Der Schriftverkehr mit der vermeintlichen Vermieterin „Marianne Berger“ wird von Kleinanzeigen auf eine andere Webseite umgeleitet und via Mail weitergeführt. Die Vermieterin antwortet schnell und zuverlässig. Familie Fäth bucht das Haus.
OT Sabrina
hier war es jetzt halt dadurch, dass es so kurzfristig war. Am 1200 13. Dezember für den 28. Dezember haben die halt gleich gesagt bitte dann die komplette Summe, dann ist es auch für euch reserviert.
Kurz vor Anreise dann der Schock: Die Buchung der Familie wird storniert. Die Begründung: Die gebuchte Ferienunterkunft sei plötzlich doppelt belegt. Nachdem Familie Fäth das Geld nach einer Woche nicht zurückerstattet bekommen hat, versuchen sie die Homepage erneut aufzurufen – diese ist plötzlich offline. Jannis recherchiert weiter und findet heraus:
OT Jannis Fäth
Also hinter der Frau Berger stehen keine wirklichen Personen. Das haben wir recherchiert.
Zwar gibt es das Ferienhaus in Südholland wirklich – doch das Foto der vermeintlichen Vermieterin und die Bilder des Ferienhauses wurden einfach gestohlen und gespiegelt. Jetzt ist klar: sie sind auf eine Fake-Anzeige reingefallen. Später erfahren sie – sie nicht die Einzigen.
Laut dem RTL-Verifizierungsteam führt die Spur der Betrüger nach Island - an sie heranzukommen – gerade unmöglich! Wie perfide die Betrüger beim Scam vorgegangen sind – beweist auch die extra erstellet Website. Diese Überprüfen kann man jedoch so:
OT Burak Kahraman
Die Bilder würde ich dann auch überprüfen über die Suchmaschinen, einmal über die Bilder, Rückwärtssuche sozusagen. Wir überprüfen in der Hoffnung, dass wir dasselbe Bild auf anderen Plattformen auch wiederfinden. Und wenn wir es auf anderen Seiten finden, dann ist die Wahrscheinlichkeit schon höher, dass die Kleinanzeigenbilder geklaut wurden.

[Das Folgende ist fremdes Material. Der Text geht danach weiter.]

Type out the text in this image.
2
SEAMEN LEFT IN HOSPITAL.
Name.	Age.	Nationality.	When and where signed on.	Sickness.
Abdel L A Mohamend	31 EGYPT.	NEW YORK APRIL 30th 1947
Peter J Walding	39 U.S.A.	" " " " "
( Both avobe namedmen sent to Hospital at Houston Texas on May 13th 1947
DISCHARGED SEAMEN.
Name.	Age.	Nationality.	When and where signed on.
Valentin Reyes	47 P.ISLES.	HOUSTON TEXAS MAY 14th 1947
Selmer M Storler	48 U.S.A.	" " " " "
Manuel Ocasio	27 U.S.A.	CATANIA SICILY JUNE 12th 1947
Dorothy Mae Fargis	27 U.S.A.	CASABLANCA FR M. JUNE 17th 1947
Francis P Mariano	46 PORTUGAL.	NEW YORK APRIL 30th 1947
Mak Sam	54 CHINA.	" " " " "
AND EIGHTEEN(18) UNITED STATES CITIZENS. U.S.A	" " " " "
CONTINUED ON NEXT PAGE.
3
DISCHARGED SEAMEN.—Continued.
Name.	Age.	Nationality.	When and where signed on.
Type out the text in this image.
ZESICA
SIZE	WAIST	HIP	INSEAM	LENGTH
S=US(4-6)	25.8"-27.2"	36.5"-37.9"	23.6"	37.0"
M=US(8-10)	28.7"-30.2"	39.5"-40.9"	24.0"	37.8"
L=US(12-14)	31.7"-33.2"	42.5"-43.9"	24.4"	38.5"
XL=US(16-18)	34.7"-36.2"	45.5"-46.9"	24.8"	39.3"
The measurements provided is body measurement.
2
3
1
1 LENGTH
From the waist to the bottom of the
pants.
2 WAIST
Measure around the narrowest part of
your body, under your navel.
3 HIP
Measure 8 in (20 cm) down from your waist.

Kleinanzeigen hat den Account der betrügerischen Anzeige am 24. Dezember 23. gesperrt – doch wie kann man sich als Kunde selbst schützen?
OT Pierre Du Bois/Pressesprecher Kleinanzeigen
Ganz zuvorderst muss man sagen nie hetzen lassen und bestenfalls auch die Kommunikation auf der Plattform halten plus idealerweise den persönlichen Kontakt suchen, weil den vermeiden Betrüger in aller Regel doch eher.
Familie Fäth hat bei der Polizei, Anzeige gegen unbekannt erstattet. Durch einen Aufruf bei Kleinanzeigen haben sich mittlerweile 14 betroffene Familien in einer WhatsApp Gruppe zusammengefunden. Familie Fäth und die anderen wollen sich dafür einsetzten, dass nicht noch weiter Meschen auf die gleiche Masche reinfallen.